The ultimate crisis, however, was sparked by China’s rash decision to dispatch a giant oil rig into Vietnamese claimed waters, precipitating the greatest diplomatic crisis between the two Communist countries in the post–Cold War period. Unwilling to allow Beijing further territorial gains, both Vietnam and the Philippines mobilized their diplomatic and military resources to put a lid on China’s salami-slicing strategy in the South China Sea. Vietnam went on the PR offensive, broadcasting videos of Chinese Coast Guard vessels violently confronting their Vietnamese counterparts, vehemently criticizing China in international platforms such as the United Nations (UN), and lobbying ASEAN to censure Beijing’s provocative actions. Hanoi’s efforts somehow paid off, prompting ASEAN to, quite uncharacteristically, indirectly criticize China’s actions, while Beijing eventually withdraw its oil rigs and reopened communication channels with its southern neighbor.
The Philippines also pushed back against China, moving ahead with filing a lengthy memorial (legal complaint) at the Arbitral Tribunal at The Hague, broadcasting pictures suggesting expanding Chinese construction activities across the South China Sea, and soliciting maximum American support by signing the Enhanced Defense Cooperation Agreement (EDCA). In ASEAN, the Philippines pushed for a Triple Action Plan (TPA), which called on all claimant parties to, in accordance with the 2002 Declaration on the Conduct of Parties in the South China Sea (DOC), freeze construction activities and coercive actions in disputed areas, finalize a Code of Conduct (COC) and consider third-party arbitration, based on UN Convention on the Law of the Sea (UNCLOS), as the ultimate mechanism to resolve long-standing territorial disputes.

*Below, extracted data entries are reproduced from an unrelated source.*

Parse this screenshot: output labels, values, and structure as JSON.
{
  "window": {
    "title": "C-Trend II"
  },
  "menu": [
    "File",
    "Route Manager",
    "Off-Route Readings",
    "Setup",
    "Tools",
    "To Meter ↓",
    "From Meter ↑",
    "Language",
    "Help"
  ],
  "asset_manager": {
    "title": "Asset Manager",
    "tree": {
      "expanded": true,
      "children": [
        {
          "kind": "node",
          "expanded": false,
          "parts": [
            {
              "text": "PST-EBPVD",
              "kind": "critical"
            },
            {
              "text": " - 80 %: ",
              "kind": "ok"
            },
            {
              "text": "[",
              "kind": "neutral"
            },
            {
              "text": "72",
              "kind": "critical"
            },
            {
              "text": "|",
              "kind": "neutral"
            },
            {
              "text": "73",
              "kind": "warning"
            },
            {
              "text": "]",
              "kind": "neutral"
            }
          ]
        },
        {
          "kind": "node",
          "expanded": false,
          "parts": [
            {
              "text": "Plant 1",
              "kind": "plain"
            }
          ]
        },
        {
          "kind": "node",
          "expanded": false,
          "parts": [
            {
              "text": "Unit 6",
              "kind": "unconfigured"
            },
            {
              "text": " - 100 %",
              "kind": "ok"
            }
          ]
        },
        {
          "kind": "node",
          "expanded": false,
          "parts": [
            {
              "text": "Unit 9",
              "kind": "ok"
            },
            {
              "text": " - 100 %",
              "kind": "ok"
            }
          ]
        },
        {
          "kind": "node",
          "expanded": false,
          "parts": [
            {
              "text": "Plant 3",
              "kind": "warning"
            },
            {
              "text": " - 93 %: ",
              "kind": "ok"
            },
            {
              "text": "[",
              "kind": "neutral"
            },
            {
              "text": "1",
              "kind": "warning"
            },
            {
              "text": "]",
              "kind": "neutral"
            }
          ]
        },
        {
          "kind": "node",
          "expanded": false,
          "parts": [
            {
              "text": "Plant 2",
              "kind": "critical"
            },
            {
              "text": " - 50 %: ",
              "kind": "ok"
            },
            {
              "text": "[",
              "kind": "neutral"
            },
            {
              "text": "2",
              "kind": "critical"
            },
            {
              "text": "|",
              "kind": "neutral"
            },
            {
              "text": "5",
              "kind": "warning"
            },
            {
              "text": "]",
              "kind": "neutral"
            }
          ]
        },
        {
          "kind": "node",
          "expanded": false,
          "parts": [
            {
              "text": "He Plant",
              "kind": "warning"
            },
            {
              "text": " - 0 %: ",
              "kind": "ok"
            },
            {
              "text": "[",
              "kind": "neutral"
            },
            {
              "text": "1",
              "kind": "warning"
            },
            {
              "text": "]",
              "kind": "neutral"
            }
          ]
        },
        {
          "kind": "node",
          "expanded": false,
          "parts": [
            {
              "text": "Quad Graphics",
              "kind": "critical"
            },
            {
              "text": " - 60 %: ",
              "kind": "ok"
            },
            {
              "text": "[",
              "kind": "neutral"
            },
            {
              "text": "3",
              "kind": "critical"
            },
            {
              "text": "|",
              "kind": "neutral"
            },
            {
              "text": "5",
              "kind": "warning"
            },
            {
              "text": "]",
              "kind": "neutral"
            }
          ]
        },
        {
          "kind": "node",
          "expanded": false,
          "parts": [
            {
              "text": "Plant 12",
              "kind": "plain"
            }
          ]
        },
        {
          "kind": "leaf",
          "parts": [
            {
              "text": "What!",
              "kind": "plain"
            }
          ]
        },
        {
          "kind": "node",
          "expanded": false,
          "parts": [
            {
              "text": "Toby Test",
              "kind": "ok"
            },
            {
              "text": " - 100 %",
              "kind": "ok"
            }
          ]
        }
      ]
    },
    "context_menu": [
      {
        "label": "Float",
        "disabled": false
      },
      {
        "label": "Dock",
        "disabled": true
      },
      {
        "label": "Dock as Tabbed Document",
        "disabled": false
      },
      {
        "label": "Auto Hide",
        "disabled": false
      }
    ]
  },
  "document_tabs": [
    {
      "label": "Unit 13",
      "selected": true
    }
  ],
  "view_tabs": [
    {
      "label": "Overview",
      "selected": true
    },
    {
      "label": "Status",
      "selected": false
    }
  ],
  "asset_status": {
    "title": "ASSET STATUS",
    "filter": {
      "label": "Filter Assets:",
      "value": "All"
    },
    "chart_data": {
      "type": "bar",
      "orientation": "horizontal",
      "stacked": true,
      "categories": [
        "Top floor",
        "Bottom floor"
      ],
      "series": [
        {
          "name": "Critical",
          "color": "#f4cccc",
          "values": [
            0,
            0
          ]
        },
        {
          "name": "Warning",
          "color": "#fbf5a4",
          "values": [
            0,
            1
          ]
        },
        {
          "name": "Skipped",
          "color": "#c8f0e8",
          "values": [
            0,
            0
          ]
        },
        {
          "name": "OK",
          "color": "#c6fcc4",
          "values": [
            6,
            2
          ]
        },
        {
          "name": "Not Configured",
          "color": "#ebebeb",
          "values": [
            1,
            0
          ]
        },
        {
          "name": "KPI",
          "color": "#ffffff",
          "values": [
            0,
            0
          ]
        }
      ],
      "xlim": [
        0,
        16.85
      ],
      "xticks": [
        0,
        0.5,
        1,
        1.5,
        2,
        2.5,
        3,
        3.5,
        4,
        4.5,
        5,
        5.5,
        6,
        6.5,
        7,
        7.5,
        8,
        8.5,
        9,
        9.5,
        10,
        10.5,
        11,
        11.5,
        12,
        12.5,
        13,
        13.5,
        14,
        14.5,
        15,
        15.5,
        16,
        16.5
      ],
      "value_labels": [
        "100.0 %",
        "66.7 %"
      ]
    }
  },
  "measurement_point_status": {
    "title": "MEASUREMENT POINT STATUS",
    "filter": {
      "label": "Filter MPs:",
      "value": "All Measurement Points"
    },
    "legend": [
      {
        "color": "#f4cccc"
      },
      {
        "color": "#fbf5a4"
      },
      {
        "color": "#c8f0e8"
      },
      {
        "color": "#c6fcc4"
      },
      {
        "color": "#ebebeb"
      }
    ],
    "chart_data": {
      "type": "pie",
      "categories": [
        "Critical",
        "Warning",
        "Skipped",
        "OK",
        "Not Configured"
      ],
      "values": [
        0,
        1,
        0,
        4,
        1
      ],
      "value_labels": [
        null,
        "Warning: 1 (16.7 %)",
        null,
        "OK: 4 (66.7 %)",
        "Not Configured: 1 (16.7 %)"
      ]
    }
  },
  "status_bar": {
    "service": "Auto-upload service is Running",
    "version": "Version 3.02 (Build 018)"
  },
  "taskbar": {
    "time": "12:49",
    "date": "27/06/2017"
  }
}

Unsurprisingly, China has refused to reconsider its territorial claims in the South China Sea, and has officially boycotted the arbitration procedures at The Hague by ignoring the December 15 deadline to submit its countermemorial. Towards the end of 2014, however, there were serious indications that China is committed to dial down tensions and revive diplomatic channels with its maritime neighbors, particularly Japan and the ASEAN countries. But there should be no room for complacency. China may be simply employing a temporary rollback of its aggressive rhetoric and actions in favor of maintaining a long-term strategic advantage in the South China Sea and the broader Asian theatre. With Malaysia—an active claimant state in the South China Sea, which has maintained robust and constructive relations with China—taking over the ASEAN’s chairmanship, there is a unique opportunity to decisively reassert the regional body’s centrality as an engine of integration and instrument of conflict-management in Asia.
Far from a monolithic expansionist power, China is a calculating and perceptive power, which has leveraged both its economic power—by some measures now the biggest economy on earth—and traditional diplomacy to reassert its historical leadership in East Asia. Beijing has pushed its territorial claims across East Asia, while preserving sufficient stability and diplomatic goodwill to preserve intraregional trade and investment networks, which have transformed China into a global manufacturing powerhouse. In short, the Chinese leadership wants to have its cake and eat it, too.